Since the tardily 1990s, the civilisation of poverty has witnessed a resurgence in social sciences, but most scholars now reject the notion of a monolithic and unchanging culture of poverty. Newer enquiry typically rejects the idea that whether people are poor can exist explained by their values. It is often reluctant to divide explanations into "structural" and "cultural," because of the increasingly questionable utility of this former distinction.[5]
Meet likewise [edit]
- Cycle of poverty
- Involuntary unemployment
- Pound Cake speech
- Welfare'due south consequence on poverty
- When Work Disappears
Citations [edit]
- ^ Abu-Lughod, Janet; Eames, Edwin; Goode, Judith Granick (1996). "An Anthropological Critique of the Civilisation of Poverty". Urban life.
- ^ Cohen 2010.
- ^ Kurtz, Donald Five (2014-08-21). "Culture, poverty, politics: Cultural sociologists, Oscar Lewis, Antonio Gramsci". Critique of Anthropology. 34 (3): 327–345. doi:10.1177/0308275x14530577. ISSN 0308-275X.
- ^ Stack 1974.
- ^ Pocket-sized, Harding & Lamont 2010.
References [edit]
- Bourgois, Phillipe (2001). "Civilization of Poverty". International Encyclopedia of the Social & Behavioral Sciences. Wave state Press.

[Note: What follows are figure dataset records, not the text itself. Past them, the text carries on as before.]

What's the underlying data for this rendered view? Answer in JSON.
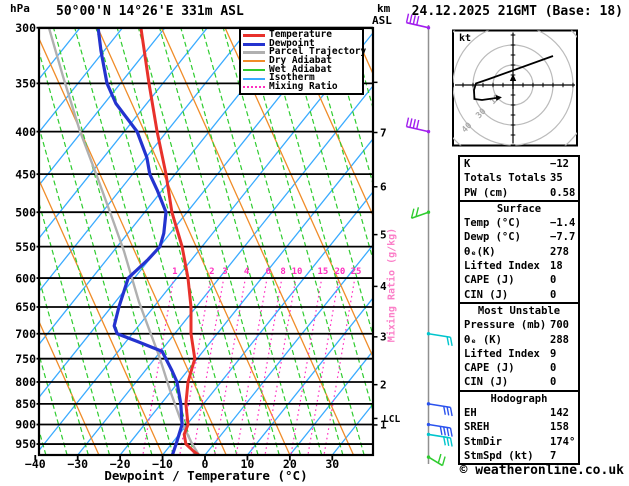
{
  "header": {
    "pressure_unit": "hPa",
    "station": "50°00'N 14°26'E 331m ASL",
    "km_line1": "km",
    "km_line2": "ASL",
    "datetime": "24.12.2025 21GMT (Base: 18)"
  },
  "footer": {
    "credit": "© weatheronline.co.uk"
  },
  "legend": [
    {
      "label": "Temperature",
      "color": "#e8312b",
      "style": "solid"
    },
    {
      "label": "Dewpoint",
      "color": "#2433cf",
      "style": "solid"
    },
    {
      "label": "Parcel Trajectory",
      "color": "#b0b0b0",
      "style": "solid"
    },
    {
      "label": "Dry Adiabat",
      "color": "#f08c28",
      "style": "solid-thin"
    },
    {
      "label": "Wet Adiabat",
      "color": "#2fcc2f",
      "style": "solid-thin"
    },
    {
      "label": "Isotherm",
      "color": "#3aabff",
      "style": "solid-thin"
    },
    {
      "label": "Mixing Ratio",
      "color": "#ff30c0",
      "style": "dotted"
    }
  ],
  "colors": {
    "temperature": "#e8312b",
    "dewpoint": "#2433cf",
    "parcel": "#b0b0b0",
    "dry_adiabat": "#f08c28",
    "wet_adiabat": "#2fcc2f",
    "isotherm": "#3aabff",
    "mixing_ratio": "#ff30c0",
    "grid": "#000000",
    "wind_staff": "#909090",
    "barb_purple": "#a21fee",
    "barb_cyan": "#00c5cd",
    "barb_blue": "#2a52ee",
    "barb_green": "#2fcc2f"
  },
  "axes": {
    "pressure_ticks": [
      300,
      350,
      400,
      450,
      500,
      550,
      600,
      650,
      700,
      750,
      800,
      850,
      900,
      950
    ],
    "temp_ticks": [
      -40,
      -30,
      -20,
      -10,
      0,
      10,
      20,
      30
    ],
    "xlabel": "Dewpoint / Temperature (°C)",
    "km_ticks": [
      {
        "label": "",
        "pressure": 349
      },
      {
        "label": "7",
        "pressure": 401
      },
      {
        "label": "6",
        "pressure": 466
      },
      {
        "label": "5",
        "pressure": 532
      },
      {
        "label": "4",
        "pressure": 614
      },
      {
        "label": "3",
        "pressure": 706
      },
      {
        "label": "2",
        "pressure": 806
      },
      {
        "label": "1",
        "pressure": 901
      }
    ],
    "lcl_label": "LCL",
    "lcl_pressure": 885,
    "mixing_axis_label": "Mixing Ratio (g/kg)",
    "mixing_labels": [
      {
        "value": "1",
        "x_degC": -7.1
      },
      {
        "value": "2",
        "x_degC": 1.6
      },
      {
        "value": "3",
        "x_degC": 4.7
      },
      {
        "value": "4",
        "x_degC": 9.8
      },
      {
        "value": "6",
        "x_degC": 14.9
      },
      {
        "value": "8",
        "x_degC": 18.4
      },
      {
        "value": "10",
        "x_degC": 21.7
      },
      {
        "value": "15",
        "x_degC": 27.8
      },
      {
        "value": "20",
        "x_degC": 31.8
      },
      {
        "value": "25",
        "x_degC": 35.6
      }
    ]
  },
  "chart_data": {
    "type": "skewt-sounding",
    "title": "50°00'N 14°26'E 331m ASL  24.12.2025 21GMT (Base: 18)",
    "pressure_log_scale": true,
    "pressure_range_hPa": [
      300,
      980
    ],
    "temp_axis_range_degC": [
      -40,
      38
    ],
    "note": "points are [pressure_hPa, skewed_plot_position_degC_on_bottom_axis]",
    "series": [
      {
        "name": "Temperature",
        "color": "#e8312b",
        "points": [
          [
            300,
            -15.1
          ],
          [
            350,
            -13.2
          ],
          [
            400,
            -11.3
          ],
          [
            450,
            -9.2
          ],
          [
            500,
            -7.8
          ],
          [
            550,
            -5.4
          ],
          [
            600,
            -4.0
          ],
          [
            650,
            -3.3
          ],
          [
            700,
            -3.3
          ],
          [
            750,
            -2.4
          ],
          [
            800,
            -4.0
          ],
          [
            850,
            -4.5
          ],
          [
            900,
            -4.0
          ],
          [
            925,
            -4.9
          ],
          [
            950,
            -4.5
          ],
          [
            968,
            -2.8
          ],
          [
            980,
            -1.4
          ]
        ]
      },
      {
        "name": "Dewpoint",
        "color": "#2433cf",
        "points": [
          [
            300,
            -25.2
          ],
          [
            320,
            -24.5
          ],
          [
            350,
            -23.1
          ],
          [
            370,
            -21.0
          ],
          [
            400,
            -16.0
          ],
          [
            430,
            -13.7
          ],
          [
            450,
            -13.0
          ],
          [
            470,
            -11.3
          ],
          [
            500,
            -9.2
          ],
          [
            530,
            -9.7
          ],
          [
            550,
            -10.6
          ],
          [
            570,
            -13.4
          ],
          [
            600,
            -18.1
          ],
          [
            650,
            -20.3
          ],
          [
            685,
            -21.4
          ],
          [
            700,
            -20.7
          ],
          [
            715,
            -16.0
          ],
          [
            735,
            -10.1
          ],
          [
            775,
            -7.8
          ],
          [
            800,
            -6.6
          ],
          [
            850,
            -5.7
          ],
          [
            900,
            -5.4
          ],
          [
            950,
            -6.8
          ],
          [
            980,
            -7.7
          ]
        ]
      },
      {
        "name": "Parcel Trajectory",
        "color": "#b0b0b0",
        "points": [
          [
            300,
            -36.8
          ],
          [
            343,
            -33.5
          ],
          [
            399,
            -29.5
          ],
          [
            452,
            -25.5
          ],
          [
            508,
            -21.9
          ],
          [
            557,
            -19.1
          ],
          [
            640,
            -15.6
          ],
          [
            695,
            -13.0
          ],
          [
            745,
            -10.8
          ],
          [
            820,
            -8.2
          ],
          [
            890,
            -5.7
          ],
          [
            948,
            -3.1
          ],
          [
            980,
            -1.4
          ]
        ]
      }
    ]
  },
  "wind_barbs": [
    {
      "pressure": 300,
      "color": "#a21fee",
      "side": "left",
      "ticks": 4
    },
    {
      "pressure": 400,
      "color": "#a21fee",
      "side": "left",
      "ticks": 4
    },
    {
      "pressure": 500,
      "color": "#2fcc2f",
      "side": "check-left",
      "ticks": 2
    },
    {
      "pressure": 700,
      "color": "#00c5cd",
      "side": "right",
      "ticks": 2
    },
    {
      "pressure": 850,
      "color": "#2a52ee",
      "side": "right",
      "ticks": 3
    },
    {
      "pressure": 900,
      "color": "#2a52ee",
      "side": "right",
      "ticks": 4
    },
    {
      "pressure": 925,
      "color": "#00c5cd",
      "side": "right",
      "ticks": 3
    },
    {
      "pressure": 985,
      "color": "#2fcc2f",
      "side": "check-right",
      "ticks": 2
    }
  ],
  "hodograph": {
    "unit_label": "kt",
    "ring_labels": [
      "10",
      "30",
      "40"
    ],
    "trace_kt": [
      [
        20,
        14.5
      ],
      [
        -12,
        3
      ],
      [
        -18.5,
        0.8
      ],
      [
        -19.5,
        -2.5
      ],
      [
        -19.3,
        -7
      ],
      [
        -15.5,
        -7.5
      ],
      [
        -8.5,
        -6.5
      ]
    ],
    "storm_motion": {
      "dir_deg": 174,
      "speed_kt": 7
    }
  },
  "table": {
    "sections": [
      {
        "title": null,
        "rows": [
          [
            "K",
            "−12"
          ],
          [
            "Totals Totals",
            "35"
          ],
          [
            "PW (cm)",
            "0.58"
          ]
        ]
      },
      {
        "title": "Surface",
        "rows": [
          [
            "Temp (°C)",
            "−1.4"
          ],
          [
            "Dewp (°C)",
            "−7.7"
          ],
          [
            "θₑ(K)",
            "278"
          ],
          [
            "Lifted Index",
            "18"
          ],
          [
            "CAPE (J)",
            "0"
          ],
          [
            "CIN (J)",
            "0"
          ]
        ]
      },
      {
        "title": "Most Unstable",
        "rows": [
          [
            "Pressure (mb)",
            "700"
          ],
          [
            "θₑ (K)",
            "288"
          ],
          [
            "Lifted Index",
            "9"
          ],
          [
            "CAPE (J)",
            "0"
          ],
          [
            "CIN (J)",
            "0"
          ]
        ]
      },
      {
        "title": "Hodograph",
        "rows": [
          [
            "EH",
            "142"
          ],
          [
            "SREH",
            "158"
          ],
          [
            "StmDir",
            "174°"
          ],
          [
            "StmSpd (kt)",
            "7"
          ]
        ]
      }
    ]
  }
}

- Cohen, Patricia (xviii October 2010). "Scholars Return to 'Culture of Poverty'". The New York Times.
- Duvoux, Nicolas (half-dozen October 2010). "The civilization of poverty reconsidered". Books and Ideas. ISSN 2105-3030.

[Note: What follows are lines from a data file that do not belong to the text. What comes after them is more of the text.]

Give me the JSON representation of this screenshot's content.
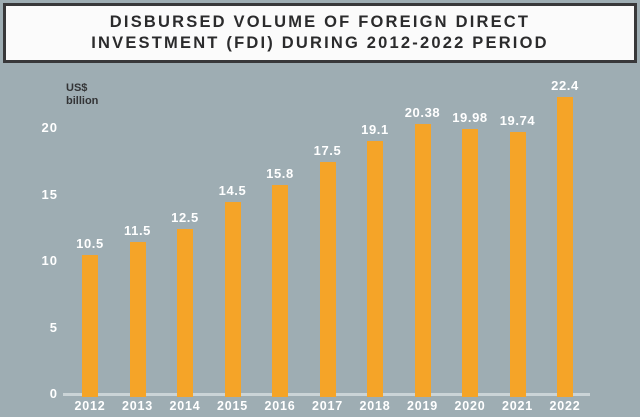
{
  "title": {
    "line1": "DISBURSED VOLUME OF FOREIGN DIRECT",
    "line2": "INVESTMENT (FDI) DURING 2012-2022 PERIOD"
  },
  "chart_data": {
    "type": "bar",
    "title": "Disbursed volume of foreign direct investment (FDI) during 2012-2022 period",
    "categories": [
      "2012",
      "2013",
      "2014",
      "2015",
      "2016",
      "2017",
      "2018",
      "2019",
      "2020",
      "2021",
      "2022"
    ],
    "values": [
      10.5,
      11.5,
      12.5,
      14.5,
      15.8,
      17.5,
      19.1,
      20.38,
      19.98,
      19.74,
      22.4
    ],
    "value_labels": [
      "10.5",
      "11.5",
      "12.5",
      "14.5",
      "15.8",
      "17.5",
      "19.1",
      "20.38",
      "19.98",
      "19.74",
      "22.4"
    ],
    "xlabel": "",
    "ylabel": "US$ billion",
    "ylabel_lines": [
      "US$",
      "billion"
    ],
    "yticks": [
      0,
      5,
      10,
      15,
      20
    ],
    "ylim": [
      0,
      22.4
    ],
    "grid": false,
    "legend": "none"
  },
  "colors": {
    "background": "#9EADB3",
    "bar": "#F5A428",
    "value_text": "#FFFFFF",
    "axis_text": "#FFFFFF",
    "unit_text": "#333436",
    "baseline": "#CBD4D7",
    "title_bg": "#FBFBFB",
    "title_border": "#38383A",
    "title_text": "#2B2B2C"
  }
}
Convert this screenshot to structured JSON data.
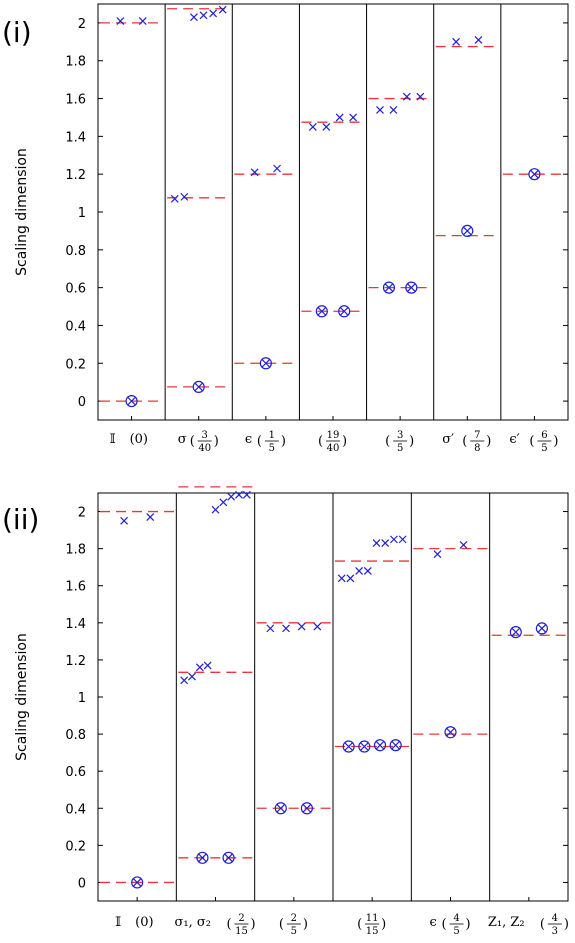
{
  "chart_data": [
    {
      "type": "scatter",
      "panel_label": "(i)",
      "ylabel": "Scaling dimension",
      "ylim": [
        -0.1,
        2.1
      ],
      "yticks": [
        "0",
        "0.2",
        "0.4",
        "0.6",
        "0.8",
        "1",
        "1.2",
        "1.4",
        "1.6",
        "1.8",
        "2"
      ],
      "exact_line_color": "#e8383b",
      "marker_color": "#1f1fd6",
      "sectors": [
        {
          "label": "𝕀 (0)",
          "main": "𝕀",
          "frac": null,
          "plain": "(0)",
          "exact": [
            0,
            2
          ],
          "crosses": [
            2.01,
            2.01
          ],
          "circled": [
            0
          ]
        },
        {
          "label": "σ (3/40)",
          "main": "σ",
          "frac": [
            "3",
            "40"
          ],
          "plain": null,
          "exact": [
            0.075,
            1.075,
            2.075
          ],
          "crosses": [
            1.07,
            1.08,
            2.03,
            2.04,
            2.05,
            2.07
          ],
          "circled": [
            0.075
          ]
        },
        {
          "label": "ϵ (1/5)",
          "main": "ϵ",
          "frac": [
            "1",
            "5"
          ],
          "plain": null,
          "exact": [
            0.2,
            1.2
          ],
          "crosses": [
            1.21,
            1.23
          ],
          "circled": [
            0.2
          ]
        },
        {
          "label": "(19/40)",
          "main": "",
          "frac": [
            "19",
            "40"
          ],
          "plain": null,
          "exact": [
            0.475,
            1.475
          ],
          "crosses": [
            1.45,
            1.45,
            1.5,
            1.5
          ],
          "circled": [
            0.475,
            0.475
          ]
        },
        {
          "label": "(3/5)",
          "main": "",
          "frac": [
            "3",
            "5"
          ],
          "plain": null,
          "exact": [
            0.6,
            1.6
          ],
          "crosses": [
            1.54,
            1.54,
            1.61,
            1.61
          ],
          "circled": [
            0.6,
            0.6
          ]
        },
        {
          "label": "σ′ (7/8)",
          "main": "σ′",
          "frac": [
            "7",
            "8"
          ],
          "plain": null,
          "exact": [
            0.875,
            1.875
          ],
          "crosses": [
            1.9,
            1.91
          ],
          "circled": [
            0.9
          ]
        },
        {
          "label": "ϵ′ (6/5)",
          "main": "ϵ′",
          "frac": [
            "6",
            "5"
          ],
          "plain": null,
          "exact": [
            1.2
          ],
          "crosses": [],
          "circled": [
            1.2
          ]
        }
      ]
    },
    {
      "type": "scatter",
      "panel_label": "(ii)",
      "ylabel": "Scaling dimension",
      "ylim": [
        -0.1,
        2.1
      ],
      "yticks": [
        "0",
        "0.2",
        "0.4",
        "0.6",
        "0.8",
        "1",
        "1.2",
        "1.4",
        "1.6",
        "1.8",
        "2"
      ],
      "exact_line_color": "#e8383b",
      "marker_color": "#1f1fd6",
      "sectors": [
        {
          "label": "𝕀 (0)",
          "main": "𝕀",
          "frac": null,
          "plain": "(0)",
          "exact": [
            0,
            2
          ],
          "crosses": [
            1.95,
            1.97
          ],
          "circled": [
            0
          ]
        },
        {
          "label": "σ1, σ2 (2/15)",
          "main": "σ₁, σ₂",
          "frac": [
            "2",
            "15"
          ],
          "plain": null,
          "exact": [
            0.133,
            1.133,
            2.133
          ],
          "crosses": [
            1.09,
            1.11,
            1.16,
            1.17,
            2.01,
            2.05,
            2.08,
            2.09,
            2.09
          ],
          "circled": [
            0.133,
            0.133
          ]
        },
        {
          "label": "(2/5)",
          "main": "",
          "frac": [
            "2",
            "5"
          ],
          "plain": null,
          "exact": [
            0.4,
            1.4
          ],
          "crosses": [
            1.37,
            1.37,
            1.38,
            1.38
          ],
          "circled": [
            0.4,
            0.4
          ]
        },
        {
          "label": "(11/15)",
          "main": "",
          "frac": [
            "11",
            "15"
          ],
          "plain": null,
          "exact": [
            0.733,
            1.733
          ],
          "crosses": [
            1.64,
            1.64,
            1.68,
            1.68,
            1.83,
            1.83,
            1.85,
            1.85
          ],
          "circled": [
            0.733,
            0.733,
            0.74,
            0.74
          ]
        },
        {
          "label": "ϵ (4/5)",
          "main": "ϵ",
          "frac": [
            "4",
            "5"
          ],
          "plain": null,
          "exact": [
            0.8,
            1.8
          ],
          "crosses": [
            1.77,
            1.82
          ],
          "circled": [
            0.81
          ]
        },
        {
          "label": "Z1, Z2 (4/3)",
          "main": "Z₁, Z₂",
          "frac": [
            "4",
            "3"
          ],
          "plain": null,
          "exact": [
            1.333
          ],
          "crosses": [],
          "circled": [
            1.35,
            1.37
          ]
        }
      ]
    }
  ]
}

- Goode, Judith; Eames, Edwin (1996). "An Anthropological Critique of the Culture of Poverty". In G. Gmelch; West. Zenner (eds.). Urban Life. Waveland Press.
- Harrington, Michael (1962). The Other America: Poverty in the United States. Macmillan. ISBN9781451688764.

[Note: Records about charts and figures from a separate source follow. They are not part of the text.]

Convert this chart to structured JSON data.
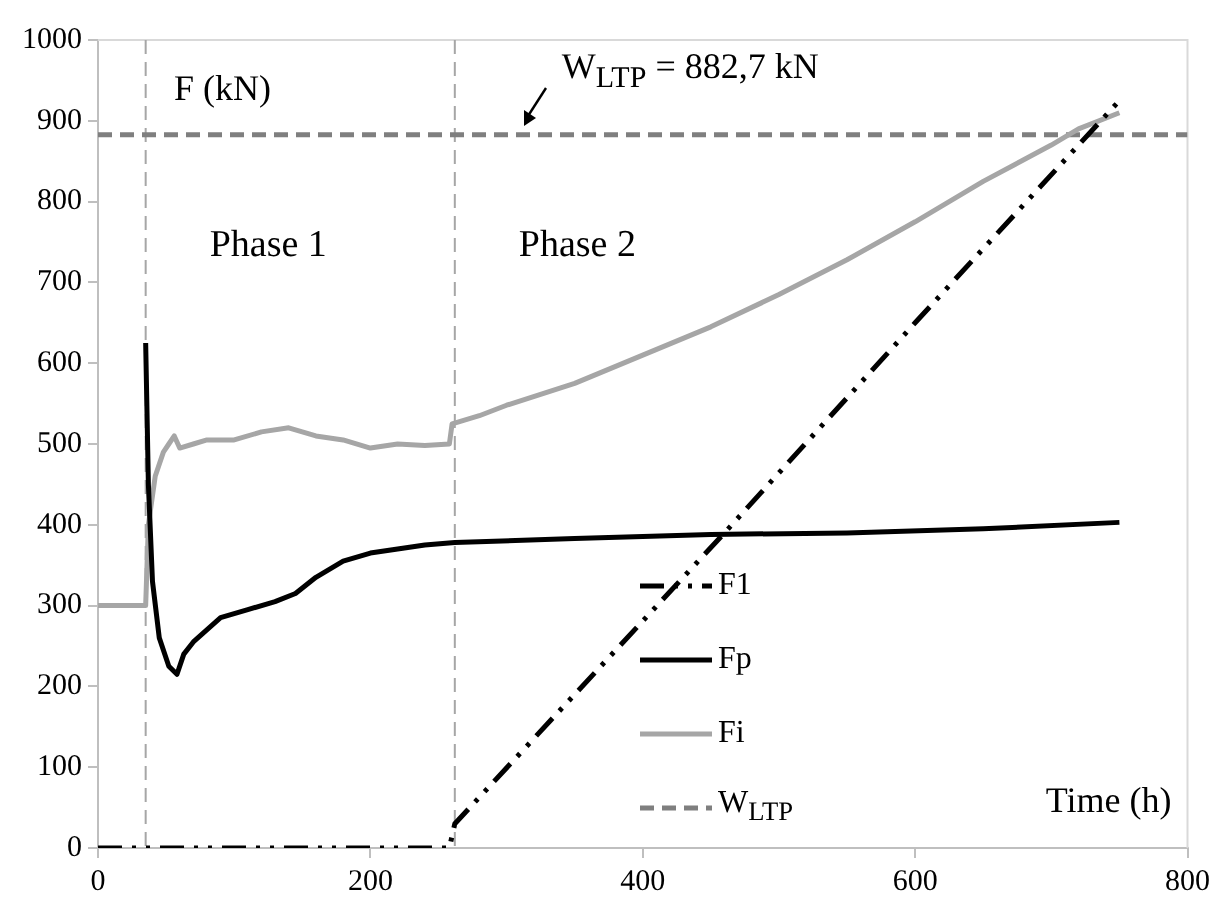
{
  "chart_data": {
    "type": "line",
    "ylabel": "F (kN)",
    "xlabel": "Time (h)",
    "xlim": [
      0,
      800
    ],
    "xticks": [
      0,
      200,
      400,
      600,
      800
    ],
    "ylim": [
      0,
      1000
    ],
    "yticks": [
      0,
      100,
      200,
      300,
      400,
      500,
      600,
      700,
      800,
      900,
      1000
    ],
    "grid": false,
    "legend": "bottom right",
    "marker": "none",
    "series": [
      {
        "name": "F1",
        "color": "#000000",
        "line_style": "dashdot",
        "x": [
          0,
          258,
          262,
          460,
          600,
          750
        ],
        "values": [
          0,
          0,
          30,
          390,
          650,
          925
        ]
      },
      {
        "name": "Fp",
        "color": "#000000",
        "line_style": "solid",
        "x": [
          35,
          37,
          40,
          45,
          52,
          58,
          63,
          70,
          90,
          110,
          130,
          145,
          160,
          180,
          200,
          220,
          240,
          262,
          350,
          450,
          550,
          650,
          750
        ],
        "values": [
          625,
          450,
          330,
          260,
          225,
          215,
          240,
          255,
          285,
          295,
          305,
          315,
          335,
          355,
          365,
          370,
          375,
          378,
          383,
          388,
          390,
          395,
          403
        ]
      },
      {
        "name": "Fi",
        "color": "#a6a6a6",
        "line_style": "solid",
        "x": [
          0,
          35,
          37,
          42,
          48,
          52,
          56,
          60,
          70,
          80,
          100,
          120,
          140,
          160,
          180,
          200,
          220,
          240,
          258,
          260,
          280,
          300,
          350,
          400,
          450,
          500,
          550,
          600,
          650,
          700,
          720,
          750
        ],
        "values": [
          300,
          300,
          400,
          460,
          490,
          500,
          510,
          495,
          500,
          505,
          505,
          515,
          520,
          510,
          505,
          495,
          500,
          498,
          500,
          525,
          535,
          548,
          575,
          610,
          645,
          685,
          728,
          775,
          825,
          870,
          890,
          910
        ]
      },
      {
        "name": "W$_{LTP}$",
        "color": "#7f7f7f",
        "line_style": "dashed",
        "x": [
          0,
          800
        ],
        "values": [
          882.7,
          882.7
        ]
      }
    ],
    "ref_lines": [
      {
        "axis": "x",
        "value": 35,
        "color": "#a6a6a6",
        "line_style": "dashed"
      },
      {
        "axis": "x",
        "value": 262,
        "color": "#a6a6a6",
        "line_style": "dashed"
      }
    ],
    "annotations": [
      {
        "text": "W$_{LTP}$ = 882,7 kN",
        "x": 320,
        "y": 882.7
      },
      "Phase 1",
      "Phase 2"
    ]
  }
}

- Lewis, Oscar (1959). Five families; Mexican case studies in the civilisation of poverty. Bones Books.
- Lewis, Oscar (1969). "Culture of Poverty". In Moynihan, Daniel P. (ed.). On Understanding Poverty: Perspectives from the Social Sciences. New York: Basic Books. pp. 187–220.
- Lewis, Oscar (1996) [1966]. "The Culture of Poverty". In G. Gmelch; W. Zenner (eds.). Urban Life. Waveland Press.
- Lewis, Oscar (1998). "The civilisation of poverty". Society. 35 (2): 7–9. doi:10.1007/BF02838122. PMID 5916451. S2CID 144250495.
- Mayer, Susan E. (1997). What coin tin't buy: Family income and children's life chances. Cambridge, Massachusetts: Harvard University Press. ISBN978-0-674-58733-5. LCCN 96034429.
- Small-scale, Mario Luis; Harding, David J.; Lamont, Michèle (2010). "Reconsidering Culture and Poverty" (PDF). Annals of the American Academy of Political and Social Science. 629 (one): 6–27. doi:10.1177/0002716210362077. ISSN 0002-7162. S2CID 53443130.
- Stack, Carol B. (1974). All Our Kin: Strategies For Survival In A Black Community . Harper & Row. ISBN978-0-06-013974-two.